Im a game developer looking to get into ml/dl. Biggest thing for me is finding a problem with real value that’s not too difficult that I can work on to learn. I believe I found one, curious if you’d offer any thoughts on it.

Right now there are two systems for capturing motion capture data for animations in games/movies, inertial and optical. Inertial is easier and more affordable but comes with more errors/inaccuracies in the capture that requires manual correction. Optical is more accurate and requires less cleanup but has an expensive hardware and space requirement.

My thought is to have someone wear an inertial mocap suit and record both inertial and optical session at the same time and then use ml to learn how to automatically fix the mocap data. Then you could theoretically get the precision of optical capture from inertial recordings after passing it through the ml.

Curious if you think something like this is tractable for a first project? If you have any suggestions for how you’d solve this or if there are any existing projects you could point me I appreciate any help!


Yes, I think this is very tractable for a first project. I've played around with using AI to do optical-only with pose detection models -- if I had to do it again, I would probably start with this model and try to get it running locally:

https://github.com/facebookresearch/co-tracker

This sounds like a perfect place for you to get started!

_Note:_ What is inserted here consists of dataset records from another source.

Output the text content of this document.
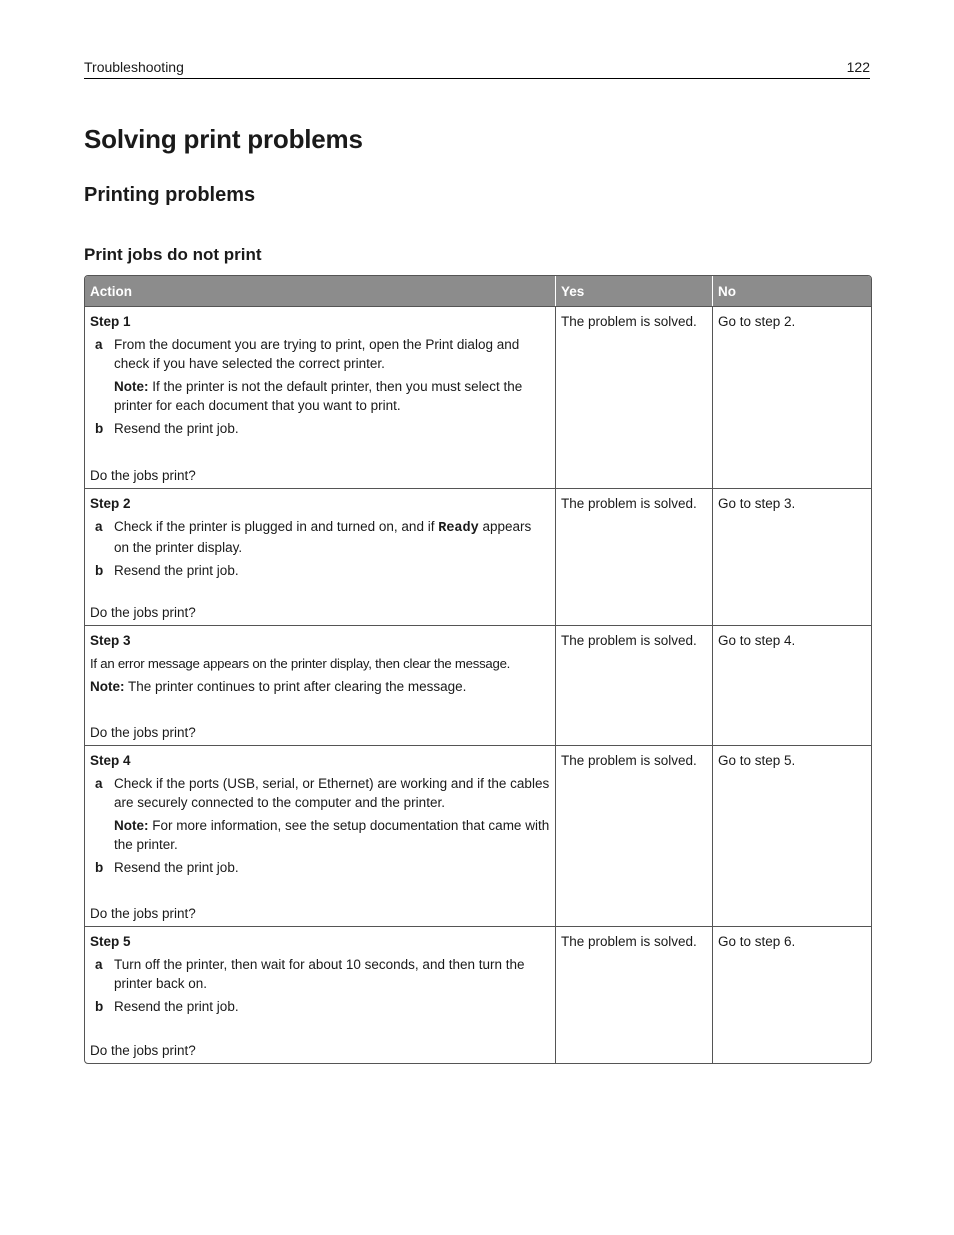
Troubleshooting	122
Solving print problems
Printing problems
Print jobs do not print
Action	Yes	No
Step 1
a From the document you are trying to print, open the Print dialog and check if you have selected the correct printer.
Note: If the printer is not the default printer, then you must select the printer for each document that you want to print.
b Resend the print job.
Do the jobs print?
The problem is solved.	Go to step 2.
Step 2
a Check if the printer is plugged in and turned on, and if Ready appears on the printer display.
b Resend the print job.
Do the jobs print?
The problem is solved.	Go to step 3.
Step 3
If an error message appears on the printer display, then clear the message.
Note: The printer continues to print after clearing the message.
Do the jobs print?
The problem is solved.	Go to step 4.
Step 4
a Check if the ports (USB, serial, or Ethernet) are working and if the cables are securely connected to the computer and the printer.
Note: For more information, see the setup documentation that came with the printer.
b Resend the print job.
Do the jobs print?
The problem is solved.	Go to step 5.
Step 5
a Turn off the printer, then wait for about 10 seconds, and then turn the printer back on.
b Resend the print job.
Do the jobs print?
The problem is solved.	Go to step 6.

Incredible would never have guessed that pixel tracking is possibe like that! Thank you.


If you have the means to collect the data then this seems pretty tractable to me. Mostly because you don't need to deal with the raw optical data but rather just the derived trajectories. So data formats and volumes shouldn't be a distraction.

I'm assuming you've done some tutorials or courses on basics of DL and can program Python. At that point the easiest first step would be to just train an MLP to convert a single time step from inertial data to match the optical prediction (presumably they are in the same coordinate system and temporally close enough).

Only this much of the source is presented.